Nowhere in the financial study or the update report is a profit and loss statement, but it can be calculated from the DB Engineering analysis of projected costs. These total $105.3 million, resulting in a net loss of $67.9 million. These figures do not account for amortization of upfront capital costs.

Included in these costs is a $9.6 million profit for the train operating company, which would be DB Engineering if it chooses.

Missing from these financials are the trains themselves. The cost of trainsets is not accounted for in the Authority’s construction budget, and the DB Engineering document states clearly that operational costs assume that all assets and capital costs have been paid for and provided to the train operating company at no charge.

The Authority estimates that a total of $20 to $23 billion is available to it, just enough to complete the longer segment at current cost estimates.

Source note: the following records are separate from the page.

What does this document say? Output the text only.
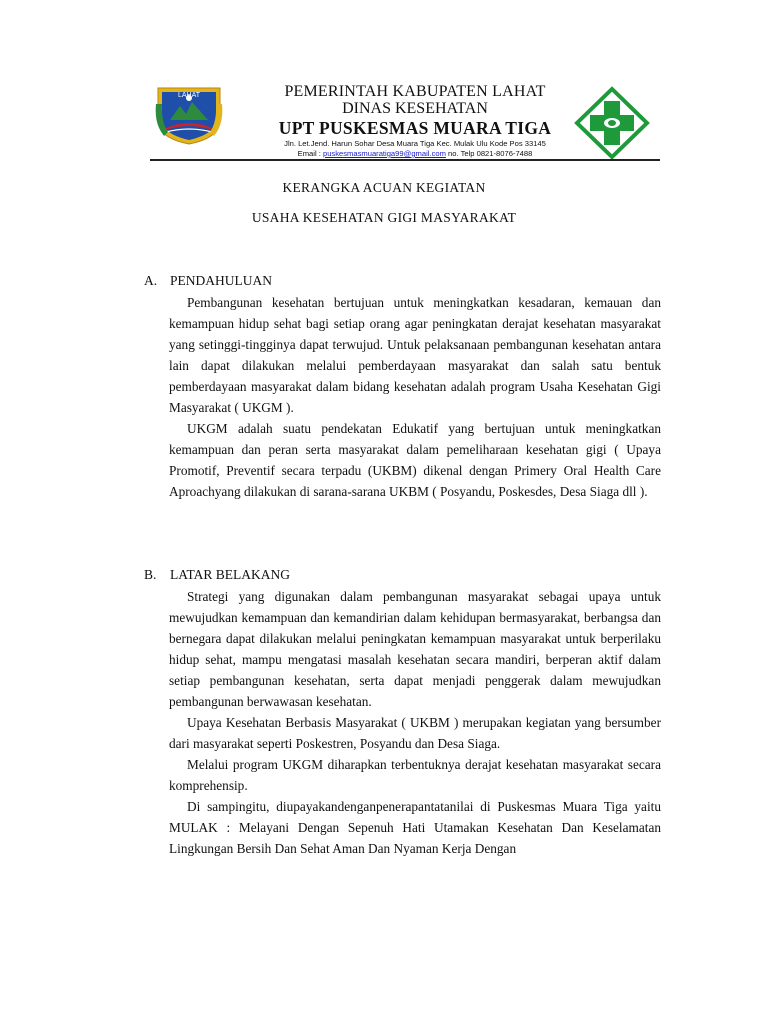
LAHAT	PEMERINTAH KABUPATEN LAHAT
DINAS KESEHATAN
UPT PUSKESMAS MUARA TIGA
Jln. Let.Jend. Harun Sohar Desa Muara Tiga Kec. Mulak Ulu Kode Pos 33145
Email : puskesmasmuaratiga99@gmail.com no. Telp 0821-8076-7488
KERANGKA ACUAN KEGIATAN
USAHA KESEHATAN GIGI MASYARAKAT
A. PENDAHULUAN

Pembangunan kesehatan bertujuan untuk meningkatkan kesadaran, kemauan dan kemampuan hidup sehat bagi setiap orang agar peningkatan derajat kesehatan masyarakat yang setinggi-tingginya dapat terwujud. Untuk pelaksanaan pembangunan kesehatan antara lain dapat dilakukan melalui pemberdayaan masyarakat dan salah satu bentuk pemberdayaan masyarakat dalam bidang kesehatan adalah program Usaha Kesehatan Gigi Masyarakat ( UKGM ).

UKGM adalah suatu pendekatan Edukatif yang bertujuan untuk meningkatkan kemampuan dan peran serta masyarakat dalam pemeliharaan kesehatan gigi ( Upaya Promotif, Preventif secara terpadu (UKBM) dikenal dengan Primery Oral Health Care Aproachyang dilakukan di sarana-sarana UKBM ( Posyandu, Poskesdes, Desa Siaga dll ).

B. LATAR BELAKANG

Strategi yang digunakan dalam pembangunan masyarakat sebagai upaya untuk mewujudkan kemampuan dan kemandirian dalam kehidupan bermasyarakat, berbangsa dan bernegara dapat dilakukan melalui peningkatan kemampuan masyarakat untuk berperilaku hidup sehat, mampu mengatasi masalah kesehatan secara mandiri, berperan aktif dalam setiap pembangunan kesehatan, serta dapat menjadi penggerak dalam mewujudkan pembangunan berwawasan kesehatan.

Upaya Kesehatan Berbasis Masyarakat ( UKBM ) merupakan kegiatan yang bersumber dari masyarakat seperti Poskestren, Posyandu dan Desa Siaga.

Melalui program UKGM diharapkan terbentuknya derajat kesehatan masyarakat secara komprehensip.

Di sampingitu, diupayakandenganpenerapantatanilai di Puskesmas Muara Tiga yaitu MULAK : Melayani Dengan Sepenuh Hati Utamakan Kesehatan Dan Keselamatan Lingkungan Bersih Dan Sehat Aman Dan Nyaman Kerja Dengan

But there are significant risks to some of those funds.

Earlier this year, the U.S. Department of Transportation said it would take back $3.5 billion in previously-approved grants. The Authority is also counting on future funds from California’s cap-and-trade program, estimated at $6 to $9 billion, but which have a history of unpredictability. The state legislature must also authorize an additional withdrawal of $4.2 billion from Proposition 1A bond funds.

The consultant’s and Authority’s main rationale for the $20.4 billion Central Valley line is that by greatly increasing service in the Bakersfield to Merced corridor, it will generate additional ridership and lower average cost per train-mile when combined with Amtrak’s San Joaquins and the Altamont Corridor Express.

By the financial study’s reckoning, it would reduce combined losses of $82.8 million to $62.6 million. But that’s spread among two (without HSR) or three agencies, and still increases overall costs from $140 million to $228 million. California taxpayers will have to make up the difference.

They may decide that they want the additional societal benefits from high speed rail. Added jobs, economic benefits to the Central Valley, lower emissions, and reduced traffic are often cited.

“If we don't build high speed rail, we're going to have to spend billions of dollars on other infrastructure,” says Adam Cohen, a researcher at the Berkeley Transportation Sustainability Research Center. He also points out that as the high speed line is built out, it can form the backbone of a statewide rail system connected to existing and future operations.

But the now far-less ambitious project faces many hurdles. It can complete construction from Bakersfield to Merced — if it can keep the funds it was promised by the federal government, if construction costs don’t exceed all available funds, if all those funds materialize, if construction isn’t delayed, and if all else goes right.

Someone also needs to buy or lease six high speed trainsets, and operating losses will have to be covered.

Lenny Mendonca, chairman of the California High Speed Rail Authority, positions the Central Valley segment as a way to “demonstrate the viability of the broader project” in the report’s cover letter. He argues that to walk away from the project, which has already spent $5 billion, would lead to lawsuits, job losses, and nothing to show for the debts.